On the other hand, drastically smaller sensor sizes run into some real "scaling problems", which is why I expect that nothing smaller than APS or maybe 4/3" format will catch on for the sort of photographers who want good manual image controls and a reasonable amount of quality, like nice sharp prints at up to 8"x10", or up US letter or A4 size in this inkjet era. Roughly, I am talking about the "consumer SLR and above" market.
My estimate now is that shrinkage by a linear factor of 1.5 is workable (e.g. Nikon DSLR's) but that a shrinkage factor of 1.9 (4/3" format) is at or beyond the limit. Maybe the size reduction will not be enough to be worth it and 4/3" will succeed only in high end "fixed lens" cameras like the Olympus E and Minolta 7 series, but I look forward to seeing experiments like those of Nikon, Kodak, Olympus and Fuji decide this in the market place.
The historical baggage includes the 35mm frame SHAPE: before digital, most serious photographers disparaged the 3:2 aspect ratio of 35mm, preferring squarer shapes like 5:4 or the 4:3 of 645 medium format (and of most digital cameras). Ironically, that same group is now the main one hanging onto 3:2, probably for the sake of backward compatability.

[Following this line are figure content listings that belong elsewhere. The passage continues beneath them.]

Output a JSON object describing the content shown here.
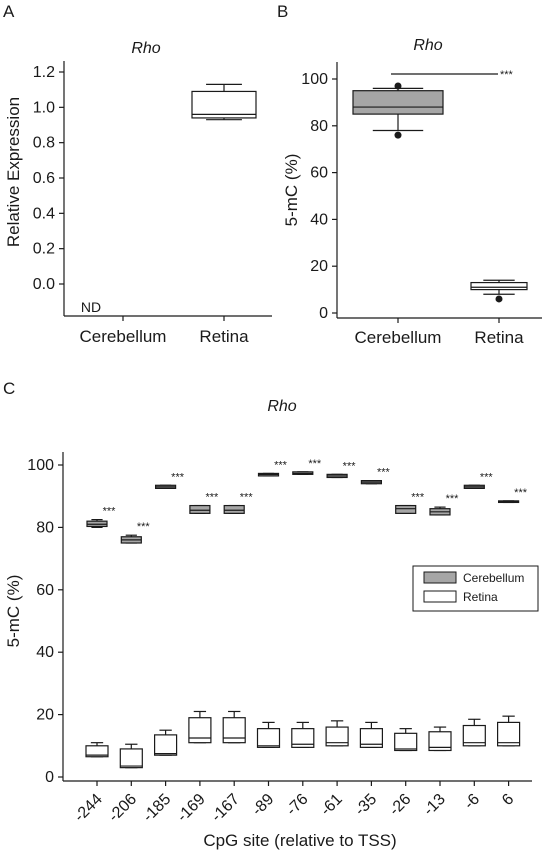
{
  "colors": {
    "cerebellum": "#a6a6a6",
    "retina": "#ffffff",
    "stroke": "#1a1a1a"
  },
  "chart_data": [
    {
      "panel": "A",
      "type": "box",
      "title": "Rho",
      "ylabel": "Relative Expression",
      "ylim": [
        -0.1,
        1.2
      ],
      "yticks": [
        "0.0",
        "0.2",
        "0.4",
        "0.6",
        "0.8",
        "1.0",
        "1.2"
      ],
      "categories": [
        "Cerebellum",
        "Retina"
      ],
      "boxes": [
        {
          "category": "Cerebellum",
          "label": "ND"
        },
        {
          "category": "Retina",
          "min": 0.93,
          "q1": 0.94,
          "median": 0.96,
          "q3": 1.09,
          "max": 1.13
        }
      ]
    },
    {
      "panel": "B",
      "type": "box",
      "title": "Rho",
      "ylabel": "5-mC (%)",
      "ylim": [
        0,
        100
      ],
      "yticks": [
        "0",
        "20",
        "40",
        "60",
        "80",
        "100"
      ],
      "categories": [
        "Cerebellum",
        "Retina"
      ],
      "boxes": [
        {
          "category": "Cerebellum",
          "min": 78,
          "q1": 85,
          "median": 88,
          "q3": 95,
          "max": 96,
          "outliers": [
            76,
            97
          ]
        },
        {
          "category": "Retina",
          "min": 8,
          "q1": 10,
          "median": 11,
          "q3": 13,
          "max": 14,
          "outliers": [
            6
          ]
        }
      ],
      "significance": "***"
    },
    {
      "panel": "C",
      "type": "box",
      "title": "Rho",
      "xlabel": "CpG site (relative to TSS)",
      "ylabel": "5-mC (%)",
      "ylim": [
        0,
        100
      ],
      "yticks": [
        "0",
        "20",
        "40",
        "60",
        "80",
        "100"
      ],
      "categories": [
        "-244",
        "-206",
        "-185",
        "-169",
        "-167",
        "-89",
        "-76",
        "-61",
        "-35",
        "-26",
        "-13",
        "-6",
        "6"
      ],
      "legend": {
        "position": "right",
        "entries": [
          "Cerebellum",
          "Retina"
        ]
      },
      "significance": [
        "***",
        "***",
        "***",
        "***",
        "***",
        "***",
        "***",
        "***",
        "***",
        "***",
        "***",
        "***",
        "***"
      ],
      "series": [
        {
          "name": "Cerebellum",
          "boxes": [
            {
              "min": 80,
              "q1": 80.3,
              "median": 81,
              "q3": 82,
              "max": 82.5
            },
            {
              "min": 75,
              "q1": 75,
              "median": 76,
              "q3": 77,
              "max": 77.5
            },
            {
              "min": 92.5,
              "q1": 92.5,
              "median": 93,
              "q3": 93.5,
              "max": 93.5
            },
            {
              "min": 84.5,
              "q1": 84.5,
              "median": 85.5,
              "q3": 87,
              "max": 87
            },
            {
              "min": 84.5,
              "q1": 84.5,
              "median": 85.5,
              "q3": 87,
              "max": 87
            },
            {
              "min": 96.5,
              "q1": 96.5,
              "median": 97,
              "q3": 97.3,
              "max": 97.3
            },
            {
              "min": 97,
              "q1": 97,
              "median": 97.3,
              "q3": 97.8,
              "max": 97.8
            },
            {
              "min": 96,
              "q1": 96,
              "median": 96.5,
              "q3": 97,
              "max": 97
            },
            {
              "min": 94,
              "q1": 94,
              "median": 94.5,
              "q3": 95,
              "max": 95
            },
            {
              "min": 84.5,
              "q1": 84.5,
              "median": 86,
              "q3": 87,
              "max": 87
            },
            {
              "min": 84,
              "q1": 84,
              "median": 85,
              "q3": 86,
              "max": 86.5
            },
            {
              "min": 92.5,
              "q1": 92.5,
              "median": 93,
              "q3": 93.5,
              "max": 93.5
            },
            {
              "min": 88,
              "q1": 88,
              "median": 88.3,
              "q3": 88.5,
              "max": 88.5
            }
          ]
        },
        {
          "name": "Retina",
          "boxes": [
            {
              "min": 6.5,
              "q1": 6.5,
              "median": 7,
              "q3": 10,
              "max": 11
            },
            {
              "min": 3,
              "q1": 3,
              "median": 3.5,
              "q3": 9,
              "max": 10.5
            },
            {
              "min": 7,
              "q1": 7,
              "median": 7.5,
              "q3": 13.5,
              "max": 15
            },
            {
              "min": 11,
              "q1": 11,
              "median": 12.5,
              "q3": 19,
              "max": 21
            },
            {
              "min": 11,
              "q1": 11,
              "median": 12.5,
              "q3": 19,
              "max": 21
            },
            {
              "min": 9.5,
              "q1": 9.5,
              "median": 10,
              "q3": 15.5,
              "max": 17.5
            },
            {
              "min": 9.5,
              "q1": 9.5,
              "median": 10.5,
              "q3": 15.5,
              "max": 17.5
            },
            {
              "min": 10,
              "q1": 10,
              "median": 11,
              "q3": 16,
              "max": 18
            },
            {
              "min": 9.5,
              "q1": 9.5,
              "median": 10.5,
              "q3": 15.5,
              "max": 17.5
            },
            {
              "min": 8.5,
              "q1": 8.5,
              "median": 9,
              "q3": 14,
              "max": 15.5
            },
            {
              "min": 8.5,
              "q1": 8.5,
              "median": 9.5,
              "q3": 14.5,
              "max": 16
            },
            {
              "min": 10,
              "q1": 10,
              "median": 11,
              "q3": 16.5,
              "max": 18.5
            },
            {
              "min": 10,
              "q1": 10,
              "median": 11,
              "q3": 17.5,
              "max": 19.5
            }
          ]
        }
      ]
    }
  ]
}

Film frame size also hit a lower limit due to resolution needs for standard enlargement sizes and the inertia of the well established 35mm lens market. Though emulsions are may now be good enough for many purposes at APS size, those emulsions and APS clearly arrived too late, relative to digital, to change mainstream film cameras designs.
A number of items do set a lower size for a "serious camera", though.
1. Camera size:
On one hand, I disagree with the claim that "real photographers WANT big, heavy, 35mm pro size cameras": many ACCEPT the size as the price of fast motor drives etc., while high end rangefinder camera users often mention their smaller size as an advantage.

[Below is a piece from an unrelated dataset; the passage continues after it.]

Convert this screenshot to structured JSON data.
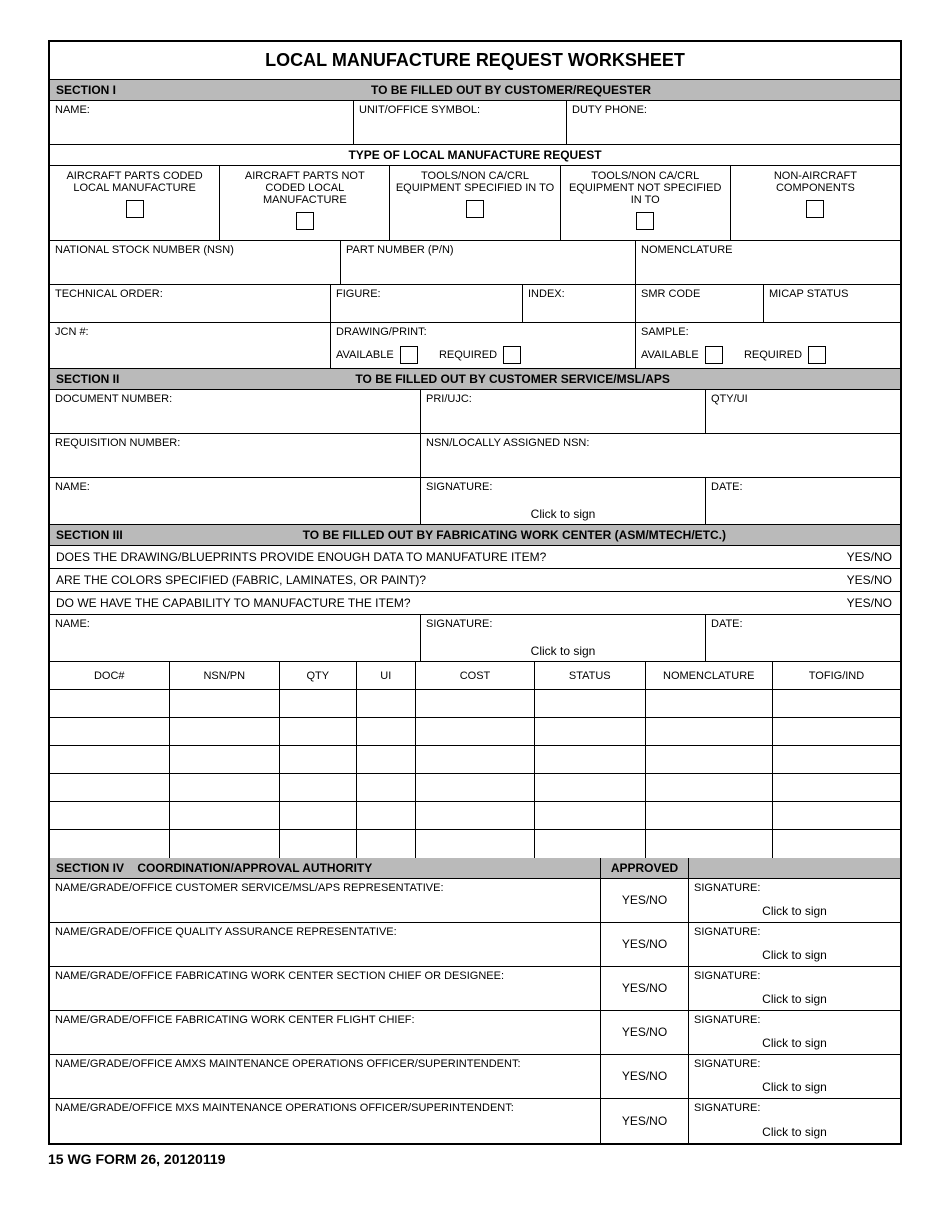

On the other hand, down-sizing will reach a point where the extensive controls and usably large LCD's do not fit well, and so set a lower limit on serious camera sizes far bigger that a typical P&S digital. Looking at the high end fixed-lens digitals like the Olympus E and Minolta 7 series, they can still get distinctly smaller than 35mm though.

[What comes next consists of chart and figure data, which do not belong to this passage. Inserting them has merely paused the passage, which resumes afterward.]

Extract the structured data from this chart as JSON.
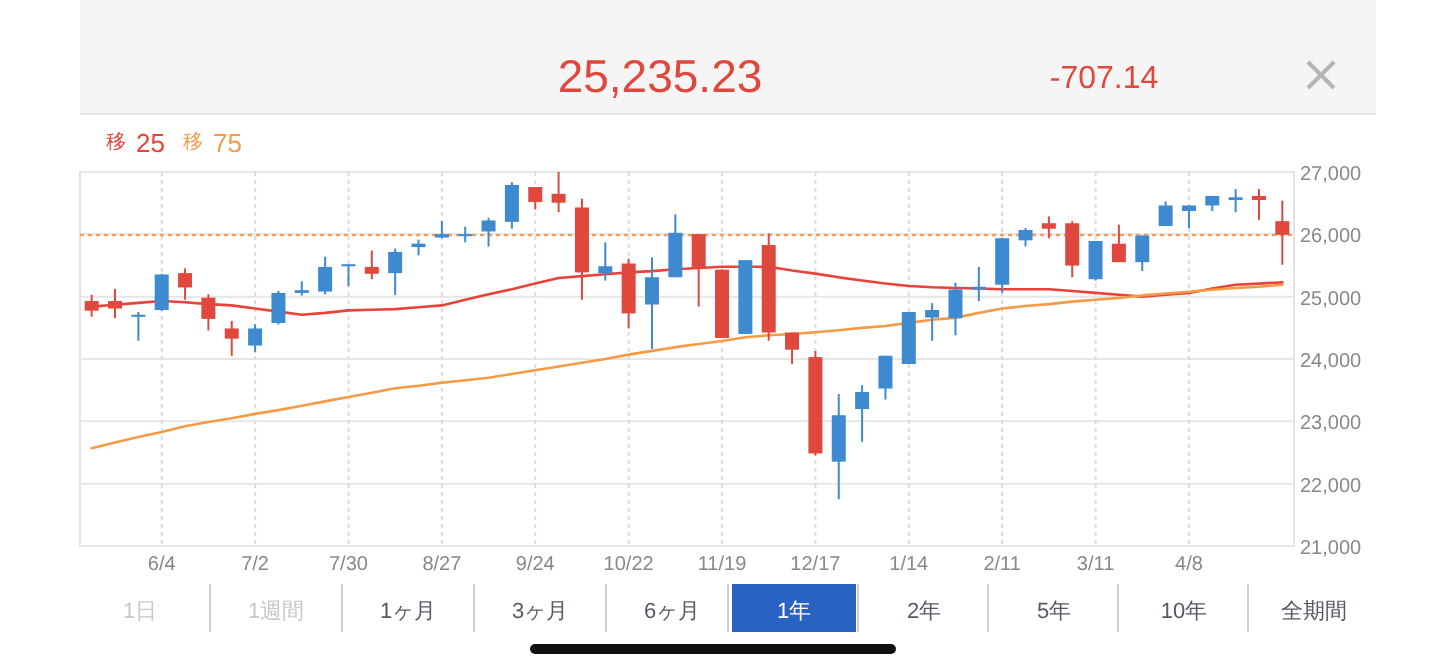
{
  "chart_data": {
    "type": "candlestick",
    "categories": [
      null,
      null,
      null,
      "6/4",
      null,
      null,
      null,
      "7/2",
      null,
      null,
      null,
      "7/30",
      null,
      null,
      null,
      "8/27",
      null,
      null,
      null,
      "9/24",
      null,
      null,
      null,
      "10/22",
      null,
      null,
      null,
      "11/19",
      null,
      null,
      null,
      "12/17",
      null,
      null,
      null,
      "1/14",
      null,
      null,
      null,
      "2/11",
      null,
      null,
      null,
      "3/11",
      null,
      null,
      null,
      "4/8",
      null,
      null,
      null,
      null
    ],
    "ohlc": [
      [
        24930,
        25030,
        24680,
        24775
      ],
      [
        24930,
        25125,
        24655,
        24810
      ],
      [
        24677,
        24754,
        24293,
        24710
      ],
      [
        24786,
        25367,
        24775,
        25356
      ],
      [
        25378,
        25455,
        24950,
        25148
      ],
      [
        24984,
        25038,
        24458,
        24644
      ],
      [
        24490,
        24611,
        24052,
        24326
      ],
      [
        24216,
        24556,
        24107,
        24490
      ],
      [
        24578,
        25093,
        24556,
        25060
      ],
      [
        25060,
        25247,
        25017,
        25104
      ],
      [
        25082,
        25641,
        25038,
        25477
      ],
      [
        25488,
        25520,
        25170,
        25520
      ],
      [
        25477,
        25740,
        25280,
        25367
      ],
      [
        25378,
        25773,
        25027,
        25718
      ],
      [
        25795,
        25915,
        25663,
        25850
      ],
      [
        25948,
        26211,
        25937,
        26003
      ],
      [
        25981,
        26123,
        25871,
        26003
      ],
      [
        26046,
        26266,
        25806,
        26222
      ],
      [
        26200,
        26836,
        26091,
        26792
      ],
      [
        26759,
        26759,
        26398,
        26518
      ],
      [
        26650,
        27000,
        26354,
        26507
      ],
      [
        26431,
        26573,
        24950,
        25389
      ],
      [
        25378,
        25871,
        25258,
        25488
      ],
      [
        25532,
        25608,
        24490,
        24731
      ],
      [
        24874,
        25630,
        24161,
        25312
      ],
      [
        25312,
        26321,
        25312,
        26025
      ],
      [
        26003,
        26003,
        24841,
        25477
      ],
      [
        25433,
        25433,
        24337,
        24337
      ],
      [
        24403,
        25586,
        24403,
        25586
      ],
      [
        25828,
        26014,
        24293,
        24425
      ],
      [
        24425,
        24425,
        23921,
        24150
      ],
      [
        24030,
        24129,
        22452,
        22485
      ],
      [
        22353,
        23438,
        21750,
        23098
      ],
      [
        23197,
        23580,
        22671,
        23471
      ],
      [
        23526,
        24052,
        23350,
        24052
      ],
      [
        23920,
        24753,
        23920,
        24753
      ],
      [
        24665,
        24896,
        24293,
        24786
      ],
      [
        24655,
        25225,
        24380,
        25115
      ],
      [
        25115,
        25477,
        24929,
        25159
      ],
      [
        25192,
        25937,
        25060,
        25937
      ],
      [
        25904,
        26102,
        25806,
        26069
      ],
      [
        26178,
        26288,
        25937,
        26090
      ],
      [
        26178,
        26211,
        25312,
        25499
      ],
      [
        25280,
        25893,
        25258,
        25893
      ],
      [
        25850,
        26156,
        25554,
        25554
      ],
      [
        25554,
        25981,
        25411,
        25981
      ],
      [
        26134,
        26529,
        26134,
        26463
      ],
      [
        26375,
        26463,
        26101,
        26463
      ],
      [
        26463,
        26616,
        26375,
        26616
      ],
      [
        26551,
        26726,
        26354,
        26595
      ],
      [
        26616,
        26726,
        26233,
        26551
      ],
      [
        26211,
        26540,
        25513,
        25992
      ]
    ],
    "colors": [
      "#e0483e",
      "#e0483e",
      "#3d8ad0",
      "#3d8ad0",
      "#e0483e",
      "#e0483e",
      "#e0483e",
      "#3d8ad0",
      "#3d8ad0",
      "#3d8ad0",
      "#3d8ad0",
      "#3d8ad0",
      "#e0483e",
      "#3d8ad0",
      "#3d8ad0",
      "#3d8ad0",
      "#3d8ad0",
      "#3d8ad0",
      "#3d8ad0",
      "#e0483e",
      "#e0483e",
      "#e0483e",
      "#3d8ad0",
      "#e0483e",
      "#3d8ad0",
      "#3d8ad0",
      "#e0483e",
      "#e0483e",
      "#3d8ad0",
      "#e0483e",
      "#e0483e",
      "#e0483e",
      "#3d8ad0",
      "#3d8ad0",
      "#3d8ad0",
      "#3d8ad0",
      "#3d8ad0",
      "#3d8ad0",
      "#3d8ad0",
      "#3d8ad0",
      "#3d8ad0",
      "#e0483e",
      "#e0483e",
      "#3d8ad0",
      "#e0483e",
      "#3d8ad0",
      "#3d8ad0",
      "#3d8ad0",
      "#3d8ad0",
      "#3d8ad0",
      "#e0483e",
      "#e0483e"
    ],
    "series": [
      {
        "name": "移 25",
        "type": "line",
        "color": "#e8423a",
        "values": [
          24840,
          24870,
          24900,
          24930,
          24910,
          24880,
          24860,
          24810,
          24760,
          24710,
          24740,
          24780,
          24790,
          24800,
          24830,
          24860,
          24950,
          25040,
          25120,
          25210,
          25300,
          25330,
          25360,
          25390,
          25410,
          25440,
          25460,
          25480,
          25480,
          25480,
          25420,
          25370,
          25310,
          25260,
          25210,
          25170,
          25150,
          25140,
          25130,
          25120,
          25120,
          25120,
          25090,
          25060,
          25030,
          25000,
          25030,
          25060,
          25130,
          25190,
          25210,
          25230
        ]
      },
      {
        "name": "移 75",
        "type": "line",
        "color": "#f59a45",
        "values": [
          22570,
          22660,
          22750,
          22830,
          22920,
          22990,
          23050,
          23120,
          23180,
          23250,
          23320,
          23390,
          23460,
          23530,
          23570,
          23620,
          23660,
          23700,
          23760,
          23820,
          23880,
          23940,
          24000,
          24070,
          24130,
          24190,
          24240,
          24290,
          24350,
          24380,
          24400,
          24430,
          24460,
          24500,
          24530,
          24580,
          24630,
          24660,
          24740,
          24810,
          24850,
          24880,
          24920,
          24950,
          24980,
          25020,
          25050,
          25080,
          25110,
          25140,
          25160,
          25190
        ]
      }
    ],
    "ylim": [
      21000,
      27000
    ],
    "yticks": [
      {
        "value": 21000,
        "label": "21,000"
      },
      {
        "value": 22000,
        "label": "22,000"
      },
      {
        "value": 23000,
        "label": "23,000"
      },
      {
        "value": 24000,
        "label": "24,000"
      },
      {
        "value": 25000,
        "label": "25,000"
      },
      {
        "value": 26000,
        "label": "26,000"
      },
      {
        "value": 27000,
        "label": "27,000"
      }
    ],
    "ref_lines": [
      {
        "axis": "y",
        "value": 25990,
        "color": "#f0a060",
        "line_style": "dotted"
      }
    ],
    "grid": true,
    "legend": "top left",
    "annotations": [
      "25,235.23",
      "-707.14",
      "1日",
      "1週間",
      "1ヶ月",
      "3ヶ月",
      "6ヶ月",
      "1年",
      "2年",
      "5年",
      "10年",
      "全期間"
    ]
  }
}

2. Selective depth of field (i.e. deliberately blurred backgrounds and foregrounds):
Smaller formats needs larger aperture ratios to achieve a given depth of field for the same angular field of view (they need the same aperture diameter at smaller focal length). Smaller formats do seem to make it easier to design lenses with larger maximum aperture ratios, but going to 4/3" format or below seems to require portrait lenses with f/1 or beyond, which sounds inherently difficult for lens design. Format shrinkage by factors of 1.5 (current Nikon DSLR's) should be able to handle DOF control though: for example a fast 50mm lens would probably do in place of an 80mm portrait lens. (Do any Nikon DSLR users care to comment?)
3. Pixel quantity and quality:
matching the quality of decent 8"x10" prints needs about 2000 pixels (or more) on the short edge of the frame, and reportedly at least 5 or 6 micron pixel size for adequate exposure latitude and noise levels, so there is a lower size limit, but it is distinctly smaller than 35mm: somewhere around 4/3" format in fact (13.5mm by 18mm). Even Canon D1s resolution of 2700 pixels on the short edge with 6 micron pixels would fit a "1.5 cropping factor" format.
4. Diffraction vs aberration trade offs; but the guidelines I have read suggest that the limits do not clash until one gets more than a factor of 2 smaller than 35mm format.